What happens when you take the popular Raspberry Pi (RPi) microcomputer and hand it over to a Chinese company? You get an even more powerful and feature packed microcomputer with a similar name, the Banana Pi Pro. I guess “Blueberry” must have been taken already. The Banana Pi Pro is slightly larger than the RPi but it sure has more items added on. This board is a super-sized microcomputer if you look at the specs alone.
The processor is an Allwinner A20 ARM Cortex 7 that uses a quad core system on a chip design (SoC) which is nearly identical to the RPi. The same goes for the operating speed of 1GHz and 1 gig of onboard DDR3 SDRAM. You’ll find the identical 40 pin GPIO header and microSD slot underneath as the RPi, along with full HDMI and microUSB power connection. That is where the similarities stop.
Lemaker, backers of the Banana Pi Pro, threw in some great additions that make up for the $10 higher price tag. The Banana has an infrared receiver built onto the board. The Ethernet port is a 10/100/1000 gigabit interface where the RPi is 10/100 megabit. There is an SATA connection for your portable hard drives, which makes up for only having two USB ports compared to RPi’s four USB ports. I found the SATA connection to be quite fast on a 2 terabyte Samsung drive I had.
The Banana has three reset/reboot buttons located across the board so you can selectively reset certain parts of the system without restarting the whole board. Somebody decided to add a microphone to this board knowing that I’m a great singer in the shower. My singing makes my dog howl in pain but the microphone makes me sound even better during playback with the 3.5mm AV out jack. The Banana even comes with WiFi enabled so there is no need to plug in a separate USB WiFi. The range is pretty good or as good as my iPad is, I should say. The WiFi chip also comes with a really cool antenna so I can broadcast my vocals across the neighborhood.
I’m keeping all the shoes my neighbors throw at me as I sing.
The SATA connection can accommodate up to 4 terabytes of my karaoke songs on a drive so all my hard work on yodeling will pay off someday. For some odd reason, the microSD card won’t take a chip larger than 64 gig but that isn’t a big deal because the Banana Pi Pro can boot up a large assortment of operating systems, including Android, Fedora, Ubuntu, Debian, Arch, openSUSE and even Raspbian. Lemaker created their own OS version called Bananian.

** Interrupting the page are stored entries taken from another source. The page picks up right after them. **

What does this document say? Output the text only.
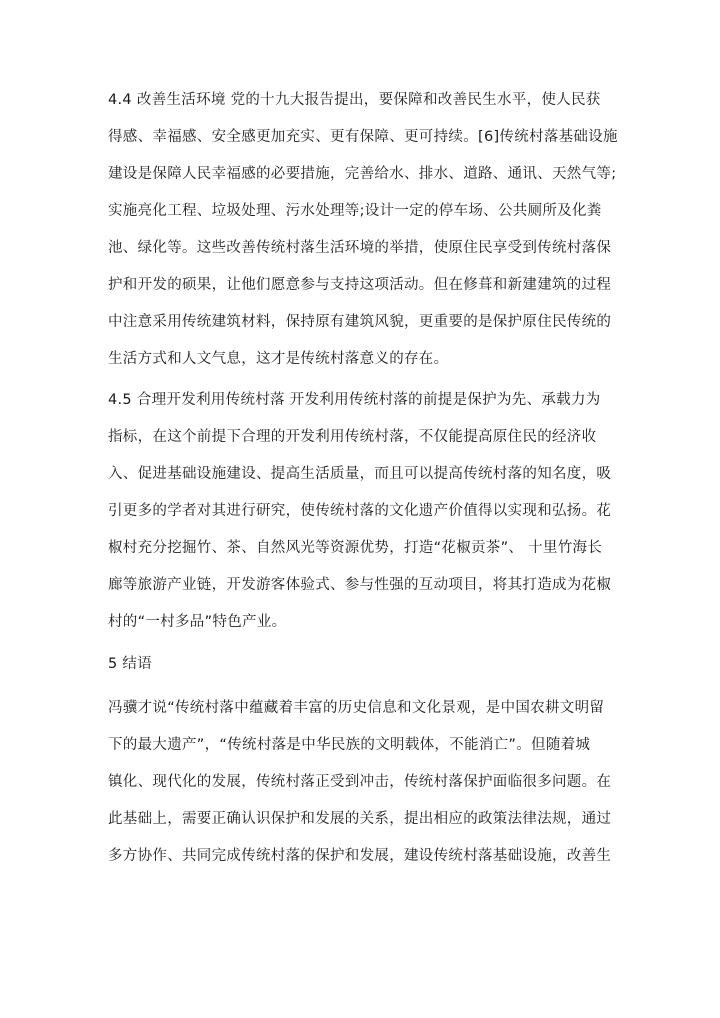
4.4 改善生活环境 党的十九大报告提出，要保障和改善民生水平，使人民获
得感、幸福感、安全感更加充实、更有保障、更可持续。[6]传统村落基础设施
建设是保障人民幸福感的必要措施，完善给水、排水、道路、通讯、天然气等;
实施亮化工程、垃圾处理、污水处理等;设计一定的停车场、公共厕所及化粪
池、绿化等。这些改善传统村落生活环境的举措，使原住民享受到传统村落保
护和开发的硕果，让他们愿意参与支持这项活动。但在修葺和新建建筑的过程
中注意采用传统建筑材料，保持原有建筑风貌，更重要的是保护原住民传统的
生活方式和人文气息，这才是传统村落意义的存在。
4.5 合理开发利用传统村落 开发利用传统村落的前提是保护为先、承载力为
指标，在这个前提下合理的开发利用传统村落，不仅能提高原住民的经济收
入、促进基础设施建设、提高生活质量，而且可以提高传统村落的知名度，吸
引更多的学者对其进行研究，使传统村落的文化遗产价值得以实现和弘扬。花
椒村充分挖掘竹、茶、自然风光等资源优势，打造“花椒贡茶”、 十里竹海长
廊等旅游产业链，开发游客体验式、参与性强的互动项目，将其打造成为花椒
村的“一村多品”特色产业。
5 结语
冯骥才说“传统村落中蕴藏着丰富的历史信息和文化景观，是中国农耕文明留
下的最大遗产”，“传统村落是中华民族的文明载体，不能消亡”。但随着城
镇化、现代化的发展，传统村落正受到冲击，传统村落保护面临很多问题。在
此基础上，需要正确认识保护和发展的关系，提出相应的政策法律法规，通过
多方协作、共同完成传统村落的保护和发展，建设传统村落基础设施，改善生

Many microcomputers have adopted the 40 pin GPIO connectors and the Banana Pi Pro is no different. I found my Sain Smart 3.5” TFT screen fit on the new board and worked perfectly after I updated the frame buffer interface and configured the GPIO to match the Banana Pi. My 7” HDMI display also worked well too, after I swapped out one cheap HDMI cable for a better cable. The Banana, like real fruit can come in bunches; they are stackable. You can even stack the RPi on top of the Banana Pi. The GPIOs are slightly different but that can be corrected on either Pi for wire configuration (remapping pins).
Lemaker is working hard to build up a library of software to support the Banana Pi Pro. You can still run Python, Scratch, Java and other programming languages right out of the box. All the big chips are on the bottom of the board while the topside looks almost naked except for the perimeter connections. There are two microUSB ports. One for OTG and one for power. You don’t want to confuse the two but since I did, nothing seemed to happen except it didn’t power up. The display interface is opposite compared to the RPi when looking for the camera connection. The connections are switched just to keep things interesting.
If you are looking for an alternative to the Raspberry Pi that has lot of additional accessories, like built in WiFi, IR, SATA and Gigabit Ethernet, then the Banana Pi Pro is your choice. The cost difference more than makes up for the extra features and slightly larger size.